12:30 a.m. x 2007-03-25
i aaalmost just put a new layout up, but i like it so much that i want to iron out any kinks before i fully erect it. my soul is feeling kind of trampled upon, by my own volition.
a pile of old notebooks avalanced me and i discovered that a lot of the concepts and story ideas i'm currently working with are much older than i remember them being.
i wish i still had my oldest draft of my oldest story. i still hazily remember how i worked out the beginning. i remember writing about the main character's parents near a building under a shady tree, and i remember the picture i saw that made me visualize the main character the easiest. there was a long, elaborate subplot with a little sister character i hated. i hated both the girl and the subplot. little girls are tricky to handle in general, and she didn't serve a purpose for the story. also the main character married his best friend, there was a key throng of fans surrounding them at various points in the story. those things all survived to a few subsequent drafts. most drafts begin with the mother in therapy, all mature drafts begin in a motel room.

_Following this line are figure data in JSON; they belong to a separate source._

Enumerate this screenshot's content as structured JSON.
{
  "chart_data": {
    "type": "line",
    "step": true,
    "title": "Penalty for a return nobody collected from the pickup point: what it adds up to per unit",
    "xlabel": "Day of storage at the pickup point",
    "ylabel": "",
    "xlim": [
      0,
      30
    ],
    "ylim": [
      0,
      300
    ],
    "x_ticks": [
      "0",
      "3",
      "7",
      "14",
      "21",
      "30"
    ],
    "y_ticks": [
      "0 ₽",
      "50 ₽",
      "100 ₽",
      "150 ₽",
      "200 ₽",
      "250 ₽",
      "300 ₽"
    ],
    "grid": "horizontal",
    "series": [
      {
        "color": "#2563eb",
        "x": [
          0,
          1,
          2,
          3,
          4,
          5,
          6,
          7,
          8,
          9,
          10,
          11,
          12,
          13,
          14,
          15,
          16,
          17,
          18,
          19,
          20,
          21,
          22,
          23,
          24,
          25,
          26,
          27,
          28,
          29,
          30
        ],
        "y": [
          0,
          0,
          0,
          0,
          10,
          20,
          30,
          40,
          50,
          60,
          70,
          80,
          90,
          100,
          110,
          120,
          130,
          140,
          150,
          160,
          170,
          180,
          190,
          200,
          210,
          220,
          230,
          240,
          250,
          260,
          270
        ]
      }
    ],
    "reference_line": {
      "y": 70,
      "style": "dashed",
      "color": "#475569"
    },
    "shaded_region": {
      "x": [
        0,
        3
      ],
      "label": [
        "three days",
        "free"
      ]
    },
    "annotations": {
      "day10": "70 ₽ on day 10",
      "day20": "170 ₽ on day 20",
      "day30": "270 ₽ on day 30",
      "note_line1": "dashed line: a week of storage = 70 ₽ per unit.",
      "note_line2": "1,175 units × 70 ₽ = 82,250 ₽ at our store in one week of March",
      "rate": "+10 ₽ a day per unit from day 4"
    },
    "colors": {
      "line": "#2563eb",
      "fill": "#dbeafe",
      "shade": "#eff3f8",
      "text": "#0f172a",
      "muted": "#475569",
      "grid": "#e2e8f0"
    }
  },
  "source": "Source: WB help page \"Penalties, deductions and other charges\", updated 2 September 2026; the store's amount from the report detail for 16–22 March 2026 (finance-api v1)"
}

it has been 40 pages and it has been 14 pages. most if not all of it, any of it was written past midnight. it says what i always wanted to say, and if someone was going to get to know me the best, they'd have to know it about me. and it is a small and normal thing that almost everyone has. probably everybody. there are metaphors for stagnation, fear of desire, guilt. things everyone has or hates or worries over. but i guess it is the way in which i chose to word it that says something about me in particular, that i am not as accepting of my own feelings. i struggle against my emotions. i fight them, and they come out swinging.

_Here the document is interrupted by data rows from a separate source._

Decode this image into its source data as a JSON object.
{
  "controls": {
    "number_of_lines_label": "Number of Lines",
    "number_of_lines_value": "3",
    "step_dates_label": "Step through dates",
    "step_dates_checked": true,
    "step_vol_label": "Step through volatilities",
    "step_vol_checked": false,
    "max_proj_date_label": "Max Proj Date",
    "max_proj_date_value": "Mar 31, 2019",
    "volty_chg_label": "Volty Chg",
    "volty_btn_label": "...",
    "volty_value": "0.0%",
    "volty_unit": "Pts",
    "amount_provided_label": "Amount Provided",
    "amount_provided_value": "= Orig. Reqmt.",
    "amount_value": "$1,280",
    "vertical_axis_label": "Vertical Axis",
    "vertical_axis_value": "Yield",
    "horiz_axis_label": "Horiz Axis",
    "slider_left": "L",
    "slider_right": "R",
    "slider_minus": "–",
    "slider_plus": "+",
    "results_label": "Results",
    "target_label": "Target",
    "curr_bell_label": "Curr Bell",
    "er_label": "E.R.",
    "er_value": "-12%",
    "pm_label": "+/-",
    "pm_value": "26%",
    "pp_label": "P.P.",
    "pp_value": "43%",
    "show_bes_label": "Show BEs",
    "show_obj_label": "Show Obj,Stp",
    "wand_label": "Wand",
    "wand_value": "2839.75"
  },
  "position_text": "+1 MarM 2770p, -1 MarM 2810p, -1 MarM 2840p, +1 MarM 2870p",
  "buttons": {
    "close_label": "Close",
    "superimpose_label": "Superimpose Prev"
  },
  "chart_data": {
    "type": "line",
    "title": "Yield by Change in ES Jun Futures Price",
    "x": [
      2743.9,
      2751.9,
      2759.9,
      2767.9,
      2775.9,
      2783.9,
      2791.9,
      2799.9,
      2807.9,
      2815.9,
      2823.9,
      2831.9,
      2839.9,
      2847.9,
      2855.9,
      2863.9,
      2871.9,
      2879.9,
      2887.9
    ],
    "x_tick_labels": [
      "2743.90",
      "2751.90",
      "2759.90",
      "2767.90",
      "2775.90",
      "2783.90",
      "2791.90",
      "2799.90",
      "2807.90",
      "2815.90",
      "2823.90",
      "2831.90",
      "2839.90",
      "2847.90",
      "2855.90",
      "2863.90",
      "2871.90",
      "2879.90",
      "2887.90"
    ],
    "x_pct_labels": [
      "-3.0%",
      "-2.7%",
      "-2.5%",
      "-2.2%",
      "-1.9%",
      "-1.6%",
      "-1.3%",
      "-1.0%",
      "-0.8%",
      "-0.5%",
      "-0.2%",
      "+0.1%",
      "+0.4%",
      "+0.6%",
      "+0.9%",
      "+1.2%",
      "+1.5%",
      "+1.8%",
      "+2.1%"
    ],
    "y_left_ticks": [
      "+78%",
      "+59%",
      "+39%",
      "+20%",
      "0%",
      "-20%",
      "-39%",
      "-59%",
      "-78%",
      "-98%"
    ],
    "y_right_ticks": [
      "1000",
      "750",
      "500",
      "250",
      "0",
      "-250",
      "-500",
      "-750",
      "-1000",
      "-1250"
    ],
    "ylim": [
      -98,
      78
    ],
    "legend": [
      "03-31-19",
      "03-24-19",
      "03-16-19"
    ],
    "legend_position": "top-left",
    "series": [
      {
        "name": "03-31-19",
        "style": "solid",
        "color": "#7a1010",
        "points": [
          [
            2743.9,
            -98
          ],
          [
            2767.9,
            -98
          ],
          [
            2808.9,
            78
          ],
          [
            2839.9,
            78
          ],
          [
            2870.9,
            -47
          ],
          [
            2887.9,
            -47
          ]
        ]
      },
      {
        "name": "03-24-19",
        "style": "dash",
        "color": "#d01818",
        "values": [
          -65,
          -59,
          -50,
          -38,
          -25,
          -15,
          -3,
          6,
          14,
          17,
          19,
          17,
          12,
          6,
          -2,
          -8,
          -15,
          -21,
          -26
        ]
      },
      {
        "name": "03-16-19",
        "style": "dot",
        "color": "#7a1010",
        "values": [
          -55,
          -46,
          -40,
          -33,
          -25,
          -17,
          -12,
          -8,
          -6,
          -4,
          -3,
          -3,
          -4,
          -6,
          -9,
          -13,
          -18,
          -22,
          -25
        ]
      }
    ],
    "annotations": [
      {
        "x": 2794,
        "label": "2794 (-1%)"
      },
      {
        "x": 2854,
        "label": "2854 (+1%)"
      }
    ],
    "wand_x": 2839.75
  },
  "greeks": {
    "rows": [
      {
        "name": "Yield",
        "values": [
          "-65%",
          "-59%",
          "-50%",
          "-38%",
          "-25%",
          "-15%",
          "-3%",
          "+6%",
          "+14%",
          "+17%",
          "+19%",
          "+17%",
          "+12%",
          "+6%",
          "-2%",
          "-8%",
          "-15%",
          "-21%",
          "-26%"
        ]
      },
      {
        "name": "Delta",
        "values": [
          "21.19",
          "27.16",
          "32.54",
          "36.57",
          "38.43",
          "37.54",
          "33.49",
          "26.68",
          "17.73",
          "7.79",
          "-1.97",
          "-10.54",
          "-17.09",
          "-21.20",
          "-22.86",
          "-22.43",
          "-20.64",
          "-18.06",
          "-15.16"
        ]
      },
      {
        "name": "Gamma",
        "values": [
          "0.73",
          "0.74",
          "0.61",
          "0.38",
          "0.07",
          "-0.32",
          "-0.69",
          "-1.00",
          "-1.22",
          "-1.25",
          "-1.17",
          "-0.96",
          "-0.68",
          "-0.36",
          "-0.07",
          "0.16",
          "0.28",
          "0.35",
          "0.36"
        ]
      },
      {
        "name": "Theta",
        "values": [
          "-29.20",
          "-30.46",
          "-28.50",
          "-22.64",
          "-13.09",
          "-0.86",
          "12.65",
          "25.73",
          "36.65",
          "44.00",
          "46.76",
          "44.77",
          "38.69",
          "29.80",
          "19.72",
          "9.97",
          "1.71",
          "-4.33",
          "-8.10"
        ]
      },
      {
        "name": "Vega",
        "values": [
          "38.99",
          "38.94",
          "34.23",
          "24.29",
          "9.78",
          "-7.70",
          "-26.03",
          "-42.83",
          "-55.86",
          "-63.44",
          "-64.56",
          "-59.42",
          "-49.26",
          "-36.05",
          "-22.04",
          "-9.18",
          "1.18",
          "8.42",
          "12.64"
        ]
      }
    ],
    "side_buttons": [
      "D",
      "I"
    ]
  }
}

i want this little book to swing.
it is unfriendly, but my hope is, with all of the gruff and gristly bits concerning the depths of my emotional repression, i want to accurately juxtapose it with the very safest and warmest i have ever felt. i want that vivid contrast. i used to feel overwhelmed by all the bad in me, and it has devoured some of the greatest things i've ever had going, but being that i've since begun to grow up, it has served to enhance the good experience. i feel a lot more balanced now than i ever have.